Outside Hội An
I thought I was ready to try riding a bike again, but Lucky had already hired a motorbike to take me on our morning excursion. I had to admit that it was probably a longer ride than I would have enjoyed out to the rice fields beyond the old city.
Jason connected with his cowboy roots, riding a buffalo around the paddy, while I tried plowing, hoeing, and planting rice in the mud.
Lucky and another guide talked about their experiences working their family fields, but agreed that the buffalo they'd known as children were much thinner than this more comfortably padded example.
After we treated our new buffalo friend to some greens, we said goodbye and headed out to the Bay Mau Coconut Forest.
We boarded round boats made of tightly woven bamboo and got out on the water. One story about their shape is that it allowed the fishermen to avoid the French colonial boat tax by arguing that their vessels are actually baskets, not boats. But it is more likely that the shape simply allows for better stability and maneuverability in the shallow, brackish waters of the miniature delta.
Jason transferred to one of the more familiar shaped fishing boats and made a very creditable cast of the net.
We rowed through the maze of waterways between thick stands of Nypa palms. The area was a significant hiding place for Viet Cong fighters during the war, providing food and other resources as well as impenetrable shelter.
Emerging from the quiet backwaters, we suddenly found ourselves in the midst of a fairly raucous crowd of boats. Music was blasting from multiple landings, while the boatmen entertained the tourists by playing bumper boats and other games.
Alice transferred to one of the boats offering spinny rides. She held on tightly while the guy expertly whirled the boat around and twirled his paddle like a baton.
As we headed back into more open water, Lucky mentioned that the Chinese tourists generally want crowds and loud music, so the locals create that experience for them. I said that we prefer the illusion of discovering something new and he gave me a little smile and said “Oh, we know. “
Jason had done so well on his first try at fishing with a net that his boatman pulled out a different kind of net, weighted with little cowrie shells. He played it out and then beat on the edges of the boat with his paddle “to confuse the fish.” Then he showed Jason how to reel in the net. It took several minutes to pull it all back in, but there were about ten fish caught in it, which they seemed to think was a very good catch for that late in the day.
One of the fish he pulled up was a cute little pufferfish. Lucky explained that they are one of the fugu species that are poisonous to eat unless you really know what you're doing. We tossed that one back!
There was a jitney waiting at the landing to take us back to our hotel, where we had lunch at the Yellow Bicycle coffee shop. It was beautiful out on their terrace and we sat in the shade and watched the boats on the river while we enjoyed our food. Alice and I indulged in egg coffee for dessert.
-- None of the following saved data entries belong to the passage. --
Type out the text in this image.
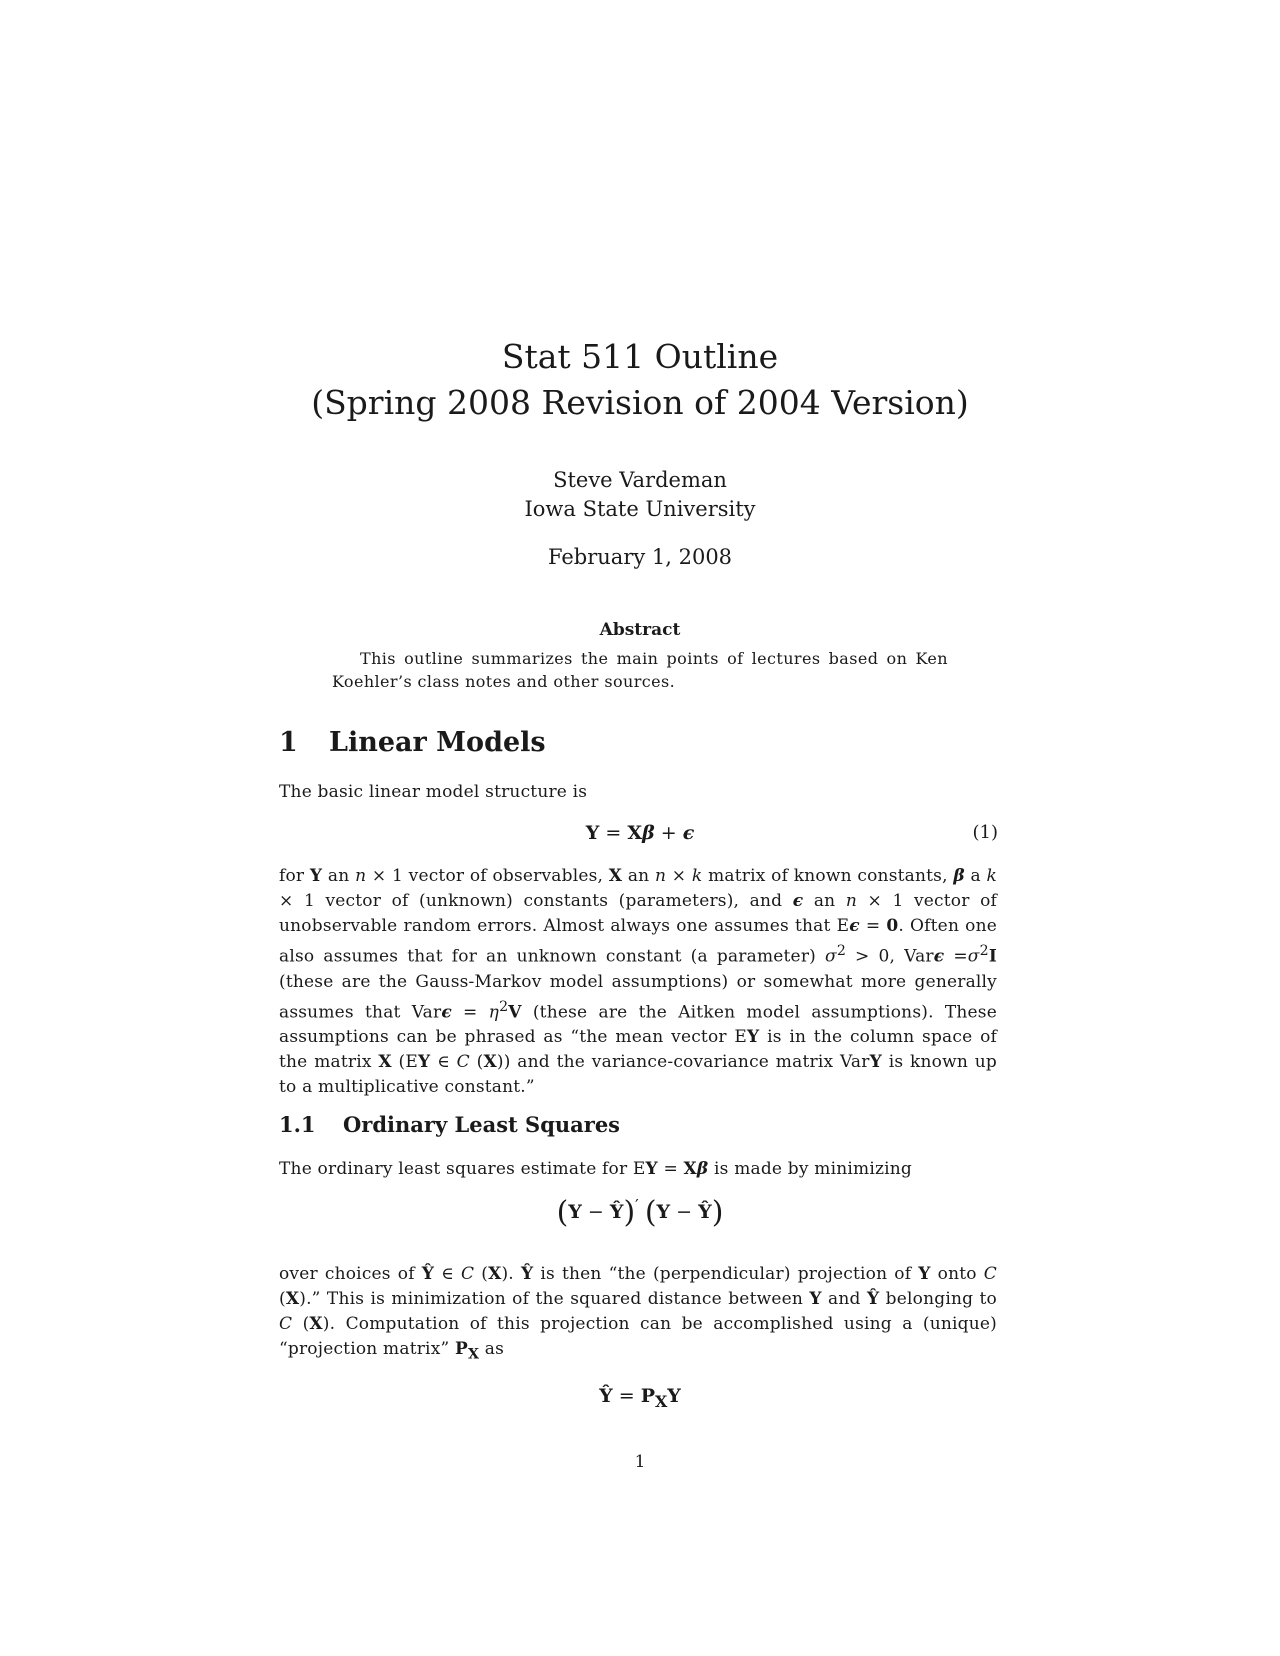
Stat 511 Outline
(Spring 2008 Revision of 2004 Version)
Steve Vardeman
Iowa State University
February 1, 2008
Abstract

This outline summarizes the main points of lectures based on Ken Koehler’s class notes and other sources.

1 Linear Models

The basic linear model structure is

Y = Xβ + ϵ	(1)

for Y an n × 1 vector of observables, X an n × k matrix of known constants, β a k × 1 vector of (unknown) constants (parameters), and ϵ an n × 1 vector of unobservable random errors. Almost always one assumes that Eϵ = 0. Often one also assumes that for an unknown constant (a parameter) $\sigma^2 > 0$, $Var\epsilon =\sigma^2I$ (these are the Gauss-Markov model assumptions) or somewhat more generally assumes that $Var\epsilon = \eta^2V$ (these are the Aitken model assumptions). These assumptions can be phrased as “the mean vector EY is in the column space of the matrix X (EY ∈ C (X)) and the variance-covariance matrix VarY is known up to a multiplicative constant.”

1.1 Ordinary Least Squares

The ordinary least squares estimate for EY = Xβ is made by minimizing

(Y − Ŷ)′ (Y − Ŷ)

over choices of Ŷ ∈ C (X). Ŷ is then “the (perpendicular) projection of Y onto C (X).” This is minimization of the squared distance between Y and Ŷ belonging to C (X). Computation of this projection can be accomplished using a (unique) “projection matrix” $P_X$ as

Ŷ = $P_XY$
1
In the evening we strolled down the street to a rather bare bones restaurant serving Italian pizza and pasta, then went back to our room to watch Wake Up Dead Man, the latest Knives Out movie.
The next morning we checked out and headed toward Da Nang. On the way we visited Marble Mountain (Ngũ Hành Sơn) which is actually a group of five mountains named for the traditional Vietnamese elements: water, fire, metal, earth, and wood.
Our first stop was a workshop where they carve different kinds of stone into a wide variety of statues and other objects. Quarrying in the local mountains was recently banned, so they are now working with stone from Quảng Nam, further north along the coast.
Their showroom was crowded with pretty things we didn't want, but Alice found a bowl of stone rings and walked away with three of them.
One of my favorite pieces was this lemon bonsai.
From there we crossed the street to the elevator up the water mountain, Mount Thủy. I felt a little silly taking that shortcut, but once we got to the top, there were still a lot of stairs to climb around the various pagodas, temples, and caves and I was glad to have saved my knees for those.
Xa Loi Tower was built in 1997 and contains the largest number of stone statues of any pagoda in Vietnam.
Worship on the mountain dates back to the time when this area was Champa. The lingam-yoni within Tang Chon Cave has been there for centuries, since the mountain was an important center of Hinduism in the region.
The Huyen Khong cave is one of the highlights, with an opening at the top allowing natural light to shine on the large image of the Buddha.
It was a warm day and we'd done a lot of climbing, so we were glad to descend the steep stairs back to our van and continue on to Da Nang.
We made a stop for lunch at 4U Seafood, right along the beach. They had the largest arrray of fresh seafood tanks I've ever seen at a restaurant.
We sat out by the view and ordered too much food. Perhaps the most visually spectacular were the lightly grilled oysters with crispy onions and peanuts.
Stuffed to the gills we made it to the airport in plenty of time for our 5:40 pm flight, which was then delayed until 7:00 pm. But at last we were on our way to Saigon!






















Every photo in this post made me want to comment but I will leave it at Jason looks so handsome on that buffalo! You each seemed intrepid today with him riding, you planting and A spinning!
Happy New Year!! Take it easy when you can.